Comment by kristianp

1 year ago

I tried a problem I was looking at recently, to refactor a small rust crate to use one datatype instead of an enum, to help me understand the code better. I found o1-mini made a decent attempt, but couldn't provide error free code. o1-preview was able to provide code that compiled and passed all but the test that is expected to fail, given the change I asked it to make.

This is the prompt I gave:

simplify this rust library by removing the different sized enums and only using the U8 size. For example MasksByByte is an enum, change it to be an alias for the U8 datatype. Also the u256 datatype isn't required, we only want U8, so remove all references to U256 as well.

The original crate is trie-hard [1][2] and I forked it and put the models attempts in the fork [3]. I also quickly wrote it up at [4]

[1] https://blog.cloudflare.com/pingora-saving-compute-1-percent...

[2] https://github.com/cloudflare/trie-hard

[3] https://github.com/kpm/trie-hard-simple/tree/main/attempts

[4] https://blog.reyem.dev/post/refactoring_rust_with_chatgpt-o1...

I've been having a weird timezone issue in my Rails application that I've had a hard time getting my head around.

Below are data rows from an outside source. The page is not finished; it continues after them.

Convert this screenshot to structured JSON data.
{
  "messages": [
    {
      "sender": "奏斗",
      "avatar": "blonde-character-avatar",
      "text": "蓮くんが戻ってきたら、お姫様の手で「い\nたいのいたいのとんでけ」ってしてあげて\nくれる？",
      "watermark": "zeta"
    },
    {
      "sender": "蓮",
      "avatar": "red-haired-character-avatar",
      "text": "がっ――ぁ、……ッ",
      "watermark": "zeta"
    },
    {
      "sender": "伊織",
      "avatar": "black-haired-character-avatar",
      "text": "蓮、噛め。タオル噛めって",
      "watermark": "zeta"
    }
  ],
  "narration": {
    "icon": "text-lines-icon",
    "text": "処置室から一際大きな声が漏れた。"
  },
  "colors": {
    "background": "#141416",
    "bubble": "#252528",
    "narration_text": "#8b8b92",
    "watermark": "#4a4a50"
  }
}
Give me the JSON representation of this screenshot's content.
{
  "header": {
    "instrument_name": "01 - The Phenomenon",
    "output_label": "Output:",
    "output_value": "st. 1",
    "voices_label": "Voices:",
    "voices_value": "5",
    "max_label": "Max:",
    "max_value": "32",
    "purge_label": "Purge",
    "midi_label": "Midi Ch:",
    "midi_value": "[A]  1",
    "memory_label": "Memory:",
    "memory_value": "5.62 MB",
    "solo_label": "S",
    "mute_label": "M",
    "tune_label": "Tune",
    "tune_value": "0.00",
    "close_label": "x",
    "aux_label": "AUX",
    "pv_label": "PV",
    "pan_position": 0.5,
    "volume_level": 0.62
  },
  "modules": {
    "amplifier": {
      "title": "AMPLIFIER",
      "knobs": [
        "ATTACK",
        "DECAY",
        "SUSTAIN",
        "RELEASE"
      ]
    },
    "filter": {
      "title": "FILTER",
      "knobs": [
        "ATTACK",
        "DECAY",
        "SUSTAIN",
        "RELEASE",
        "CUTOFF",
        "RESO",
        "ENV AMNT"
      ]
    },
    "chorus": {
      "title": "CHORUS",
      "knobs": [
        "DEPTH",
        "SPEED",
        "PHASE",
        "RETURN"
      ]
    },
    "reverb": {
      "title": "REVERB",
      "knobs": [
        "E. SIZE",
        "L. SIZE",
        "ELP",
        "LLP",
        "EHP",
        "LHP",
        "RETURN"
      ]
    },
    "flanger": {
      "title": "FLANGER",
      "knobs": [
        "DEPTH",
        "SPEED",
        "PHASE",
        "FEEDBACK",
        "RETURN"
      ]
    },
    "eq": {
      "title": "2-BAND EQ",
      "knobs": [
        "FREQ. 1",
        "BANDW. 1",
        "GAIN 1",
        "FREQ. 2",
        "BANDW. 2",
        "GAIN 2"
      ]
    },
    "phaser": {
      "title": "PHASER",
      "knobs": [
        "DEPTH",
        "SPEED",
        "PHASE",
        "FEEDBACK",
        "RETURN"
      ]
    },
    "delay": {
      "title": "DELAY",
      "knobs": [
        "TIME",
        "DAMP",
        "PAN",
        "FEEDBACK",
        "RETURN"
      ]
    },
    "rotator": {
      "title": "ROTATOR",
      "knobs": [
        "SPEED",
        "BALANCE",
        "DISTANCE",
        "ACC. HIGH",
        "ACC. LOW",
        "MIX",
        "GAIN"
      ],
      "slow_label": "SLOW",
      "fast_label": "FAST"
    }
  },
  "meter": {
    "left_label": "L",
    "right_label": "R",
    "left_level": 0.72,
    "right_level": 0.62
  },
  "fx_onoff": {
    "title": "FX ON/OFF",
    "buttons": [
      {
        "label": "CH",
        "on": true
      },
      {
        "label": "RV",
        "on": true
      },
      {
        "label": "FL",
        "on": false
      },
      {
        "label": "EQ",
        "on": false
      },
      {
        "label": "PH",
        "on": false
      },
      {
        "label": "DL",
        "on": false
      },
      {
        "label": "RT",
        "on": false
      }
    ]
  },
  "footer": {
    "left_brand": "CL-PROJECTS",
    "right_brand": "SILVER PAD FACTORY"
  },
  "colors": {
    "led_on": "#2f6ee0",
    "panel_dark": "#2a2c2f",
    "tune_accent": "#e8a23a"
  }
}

I tried giving o1-preview the relevant code and context it needed to know and it gave answers that seemed to make sense but it still wasn't able to resolve the bug and explain exactly what was going on.

So, it seems like anything that requires some actual thought and problem-solving is tough for it to answer.

I'm sure it's just a matter of time before devs are out of work but it seems like we'll be safe for another few years anyway.

  • I'm still not convinced that it's not going through approximate reasoning chain retrieval and that's self-triggered to get more reasoning chains that will maximize it's goal. I'm seeing a lot of comments from other SWEs using it for non-trivial tasks in which it fails at but is just trying harder to look like it's problem solving. Even with more context and documentation, it fails to realize details an experienced SWE would pick up quickly.

I cannot tell from reading what you wrote whether you think it did a good job or not

  • Thanks for the feedback. I do think it did a good job in the end. I haven't had time to have a good look at the final code o1-preview produced and also my understanding of rust is pretty basic, which I why I didn't say more about the results. I think rust is one of those languages where, if it compiles, you're most of the way there, because of the strong type system. Not as strong as Haskell or Ocaml perhaps.